On another level, many of the classic texts offer gradual training in learning about our own minds and working on them. Most of the times, we are prone to lose in the world of confusion, but the texts like Dhammapada can offer us immediate penetration into the reality of the moment and can suggest the way out of it. It works on both the levels, some texts, depending on the quality and nature of our minds, offer immediate relief or a long-term vision of the path that we may have to undertake.
Those who would like to read Buddhism as philosophy, the classic texts offers not only a perspective of comparative philosophy, but at it cores deals with the questions of ethics, metaphysics, politics, epistemology, and other ontological questions. As the Buddha was like the doctor who sought relief from the “dis-ease” (dukkha), he cuts the labyrinthine conflation of ideas and cuts to the heart of the problems and issues facing human minds and offers a practical way out. Of course, human minds are not straightforward and some of us are more inclined to thinking through and about complex ideas. For those people, Buddhist classic texts offer engagement with philosophical ideas.
Buddhist classic texts are also the work of “literature” and it has all the qualities of literature that can enchant and fascinate human minds. The poetry in the Buddhist classic texts is not only liberating but full of beauty and full of aesthetic experience which brings human mind to sublime. The metrics, the rhymes, and the harmony in the Buddhist classic literature that includes poetic utterances as Udan and the Gathas in Therigatha and Thergatha and in Dhammapada are technically very highly uplifting.
The Buddhist classic texts are the great source of understanding history, society, and even geography of that period. It is a great source of documented history. The social life of the people that time, their beliefs and their customs. Importantly, it also details out the geographies of the places. One can even classify the flora and fauna of that period.

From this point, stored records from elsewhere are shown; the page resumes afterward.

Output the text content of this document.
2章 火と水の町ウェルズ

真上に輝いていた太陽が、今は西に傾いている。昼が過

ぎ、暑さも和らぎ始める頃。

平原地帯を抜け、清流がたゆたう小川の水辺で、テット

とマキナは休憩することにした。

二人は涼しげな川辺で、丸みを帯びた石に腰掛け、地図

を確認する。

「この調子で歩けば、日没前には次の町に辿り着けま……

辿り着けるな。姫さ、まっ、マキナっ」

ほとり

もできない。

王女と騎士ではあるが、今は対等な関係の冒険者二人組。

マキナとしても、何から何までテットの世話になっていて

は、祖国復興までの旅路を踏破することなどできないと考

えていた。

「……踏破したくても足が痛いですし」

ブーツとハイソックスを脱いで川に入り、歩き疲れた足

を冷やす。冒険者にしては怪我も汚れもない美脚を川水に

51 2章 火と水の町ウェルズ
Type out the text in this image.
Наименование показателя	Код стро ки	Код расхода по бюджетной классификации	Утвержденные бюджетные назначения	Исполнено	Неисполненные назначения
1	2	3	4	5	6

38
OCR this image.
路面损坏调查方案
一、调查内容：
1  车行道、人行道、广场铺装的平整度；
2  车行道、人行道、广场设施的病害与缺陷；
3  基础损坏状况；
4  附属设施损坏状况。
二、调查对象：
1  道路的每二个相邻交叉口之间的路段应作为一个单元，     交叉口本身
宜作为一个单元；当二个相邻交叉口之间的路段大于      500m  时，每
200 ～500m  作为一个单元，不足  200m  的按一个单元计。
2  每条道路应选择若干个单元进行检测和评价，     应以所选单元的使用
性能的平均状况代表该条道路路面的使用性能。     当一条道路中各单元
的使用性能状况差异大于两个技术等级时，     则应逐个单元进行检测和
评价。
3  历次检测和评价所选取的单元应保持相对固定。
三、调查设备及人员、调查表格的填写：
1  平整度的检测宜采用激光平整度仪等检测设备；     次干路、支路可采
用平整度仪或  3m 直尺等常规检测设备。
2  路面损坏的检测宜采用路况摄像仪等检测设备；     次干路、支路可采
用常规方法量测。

From the point of linguists, the Buddhist classic texts offer a perspective into how the languages are developed as there are many strata of languages within the texts.
Why read the Buddhist classics?
To better understand one’s own mind, understand ways to deal with one’s problems, engage philosophically with the great ideas, understand history, sociology, and geography of that time, or just to taste the juice that can be squeezed from its literary fruits which are scattered all over the body of literature.